Седых рассказывает о своей жизни с момента нашего расставания обычную, всем нам хорошо знакомую, мало чем отличающуюся одна от другой, но всегда с интересом слушающуюся историю окопного человека. Тогда-то минировали и почти всех накрыло, а тогда-то, когда устанавливали «бруно», Игорю Николаевичу (так он стал называть Игоря) пулей отбило каблук, а ему, Седых, в трех местах планшетку продырявило. А потом они три недели сидели в окружении в литейном цехе «Красного Октября», и немцы их бомбили – спасу не было, и жрать было нечего, а главное – пить, и он четыре раза ходил на Волгу за водой, а потом… Потом опять минировали, опять «бруно» ставили…
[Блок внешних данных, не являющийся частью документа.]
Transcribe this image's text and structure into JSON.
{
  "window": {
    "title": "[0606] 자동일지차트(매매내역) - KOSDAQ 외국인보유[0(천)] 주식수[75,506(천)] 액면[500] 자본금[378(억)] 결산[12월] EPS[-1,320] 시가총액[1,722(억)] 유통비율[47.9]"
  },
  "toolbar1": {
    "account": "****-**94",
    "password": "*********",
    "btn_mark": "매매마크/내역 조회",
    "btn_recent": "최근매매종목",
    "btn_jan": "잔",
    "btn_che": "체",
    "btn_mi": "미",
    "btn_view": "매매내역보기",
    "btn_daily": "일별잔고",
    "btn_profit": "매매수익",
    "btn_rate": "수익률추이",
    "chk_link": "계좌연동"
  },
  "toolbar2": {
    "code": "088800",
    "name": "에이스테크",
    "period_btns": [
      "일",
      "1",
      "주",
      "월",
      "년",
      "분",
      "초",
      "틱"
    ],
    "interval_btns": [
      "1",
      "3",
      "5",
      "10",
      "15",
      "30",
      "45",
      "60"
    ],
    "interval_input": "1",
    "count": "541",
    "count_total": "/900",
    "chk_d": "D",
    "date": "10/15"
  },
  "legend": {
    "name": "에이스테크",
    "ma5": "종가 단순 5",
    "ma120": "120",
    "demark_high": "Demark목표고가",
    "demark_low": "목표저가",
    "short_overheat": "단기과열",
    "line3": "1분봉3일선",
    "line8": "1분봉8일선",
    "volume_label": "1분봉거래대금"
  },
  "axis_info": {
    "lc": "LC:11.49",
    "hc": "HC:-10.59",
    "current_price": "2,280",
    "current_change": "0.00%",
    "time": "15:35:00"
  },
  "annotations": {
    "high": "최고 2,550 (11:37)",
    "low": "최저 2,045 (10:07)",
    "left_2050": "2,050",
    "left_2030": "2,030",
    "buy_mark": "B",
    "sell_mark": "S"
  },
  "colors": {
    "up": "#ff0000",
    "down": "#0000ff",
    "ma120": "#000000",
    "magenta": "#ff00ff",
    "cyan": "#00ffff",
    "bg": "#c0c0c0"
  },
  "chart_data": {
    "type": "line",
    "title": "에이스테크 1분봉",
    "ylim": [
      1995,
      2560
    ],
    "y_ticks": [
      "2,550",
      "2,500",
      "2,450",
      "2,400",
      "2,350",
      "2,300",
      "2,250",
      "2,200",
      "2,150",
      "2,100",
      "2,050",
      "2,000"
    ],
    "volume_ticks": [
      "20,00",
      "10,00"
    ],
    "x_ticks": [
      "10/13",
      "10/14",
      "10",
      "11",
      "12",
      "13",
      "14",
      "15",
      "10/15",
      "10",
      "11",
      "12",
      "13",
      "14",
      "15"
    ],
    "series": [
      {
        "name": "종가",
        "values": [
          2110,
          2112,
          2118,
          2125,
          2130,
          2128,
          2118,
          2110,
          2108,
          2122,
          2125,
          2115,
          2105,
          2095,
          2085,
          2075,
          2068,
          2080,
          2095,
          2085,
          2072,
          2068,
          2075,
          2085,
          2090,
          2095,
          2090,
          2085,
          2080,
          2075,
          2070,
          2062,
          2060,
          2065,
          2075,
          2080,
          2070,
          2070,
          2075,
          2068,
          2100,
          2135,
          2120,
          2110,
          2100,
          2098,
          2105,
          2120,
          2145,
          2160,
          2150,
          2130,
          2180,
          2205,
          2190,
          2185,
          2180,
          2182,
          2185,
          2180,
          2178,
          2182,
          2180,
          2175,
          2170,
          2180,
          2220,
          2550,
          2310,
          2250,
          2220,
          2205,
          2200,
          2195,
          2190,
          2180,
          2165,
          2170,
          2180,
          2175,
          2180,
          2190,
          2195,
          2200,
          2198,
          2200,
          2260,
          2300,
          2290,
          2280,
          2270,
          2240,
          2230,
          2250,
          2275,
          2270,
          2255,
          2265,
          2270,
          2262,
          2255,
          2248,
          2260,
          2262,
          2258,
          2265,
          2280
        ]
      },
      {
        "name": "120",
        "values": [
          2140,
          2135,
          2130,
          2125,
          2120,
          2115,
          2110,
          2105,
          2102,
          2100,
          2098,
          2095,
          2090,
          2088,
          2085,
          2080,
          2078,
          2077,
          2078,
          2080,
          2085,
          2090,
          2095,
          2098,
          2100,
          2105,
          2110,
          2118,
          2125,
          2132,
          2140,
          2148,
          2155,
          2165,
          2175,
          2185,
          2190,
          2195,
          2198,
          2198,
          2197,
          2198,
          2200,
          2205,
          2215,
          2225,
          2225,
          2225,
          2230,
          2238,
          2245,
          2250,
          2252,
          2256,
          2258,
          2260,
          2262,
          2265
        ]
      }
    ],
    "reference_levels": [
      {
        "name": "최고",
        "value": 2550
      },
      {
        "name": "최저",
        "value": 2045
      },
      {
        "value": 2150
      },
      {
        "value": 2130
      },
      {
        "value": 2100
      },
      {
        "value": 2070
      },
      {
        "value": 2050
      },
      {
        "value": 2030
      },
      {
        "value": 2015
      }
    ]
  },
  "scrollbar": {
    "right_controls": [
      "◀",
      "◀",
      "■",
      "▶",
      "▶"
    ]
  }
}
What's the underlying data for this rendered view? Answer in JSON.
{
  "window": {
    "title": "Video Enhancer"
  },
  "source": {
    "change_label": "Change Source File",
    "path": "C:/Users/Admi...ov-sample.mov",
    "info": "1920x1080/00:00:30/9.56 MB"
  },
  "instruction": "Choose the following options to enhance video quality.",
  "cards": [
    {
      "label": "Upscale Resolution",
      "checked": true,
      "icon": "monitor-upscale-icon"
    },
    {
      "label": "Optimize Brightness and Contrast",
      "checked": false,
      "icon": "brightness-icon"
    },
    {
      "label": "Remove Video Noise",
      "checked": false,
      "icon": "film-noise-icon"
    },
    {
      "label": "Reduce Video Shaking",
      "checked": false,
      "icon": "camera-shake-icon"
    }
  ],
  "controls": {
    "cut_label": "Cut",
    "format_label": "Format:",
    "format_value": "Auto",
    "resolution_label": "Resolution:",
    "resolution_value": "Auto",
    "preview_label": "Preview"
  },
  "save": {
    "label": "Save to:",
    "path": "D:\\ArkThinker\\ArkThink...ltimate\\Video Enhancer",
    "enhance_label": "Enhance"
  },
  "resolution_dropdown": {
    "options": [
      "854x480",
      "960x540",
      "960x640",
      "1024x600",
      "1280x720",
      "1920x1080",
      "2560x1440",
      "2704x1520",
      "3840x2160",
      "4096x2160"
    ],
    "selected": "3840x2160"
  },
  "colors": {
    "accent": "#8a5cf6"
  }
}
– Заправским минером стал, а, Седых?
– Да ничего, – улыбается он. – Игорь Николаевич не ругаются… Как-то раз с ним вдвоем за ночь 150 ЯМ-5 поставили. Во взводе только я и он остались… – И он ухмыляется, потирая здоровой рукой подбородок. – Часто вас вспоминали… Первые дни особенно… Игорь Николаевич плавали еще тогда в саперном деле, да и я-то не очень… Все говорил тогда: «Эх, Юрки моего нет – это про вас – посоветоваться не с кем…» Командира взвода на второй день убило. Толковый был парнишка, все знал по саперству. Так мы с Игорем Николаевичем запремся в землянке и начинаем колупаться во взрывателях…
– Ну, а теперь как?
– Теперь? Ого как теперь! Командир полка знаете как их уважают? К звездочке представили… – Он уголком глаза взглядывает на мою лишенную всяких знаков отличия рубашку и смущенно умолкает.
– А ты вот, я вижу, уже получил… Я знал, что ты получишь – помнишь, у костра тогда спрашивал все, за что ордена дают?
– Помню… – Седых принимается за ладонь. – Вы тогда еще говорили, не так просто, мол, получить…
– Ну, и как же на самом деле оказалось – просто или не просто?
Седых перебирает завязки на кальсонах, наматывает на палец.
– Бог его знает…
– Как так – бог его знает… Ведь не зазря же дали…
– Должно быть, не зазря, – еле слышно говорит он и все наматывает и разматывает завязку вокруг пальца. – Сказали как-то вечером Игорь Николаевич – я как раз с задания пришел – иди, мол, Седых, к майору, командиру полка, вызывают тебя. Я и пошел. Ну и дали мне майор коробочку такую картонную, а в коробочке орден…
Все смеются.
– Выходит, значит, совсем просто… – подмигивает одноногий Ларька. Пошел и получил. А мы вот, грешные, думали, что для этого что-то особенное надо сделать.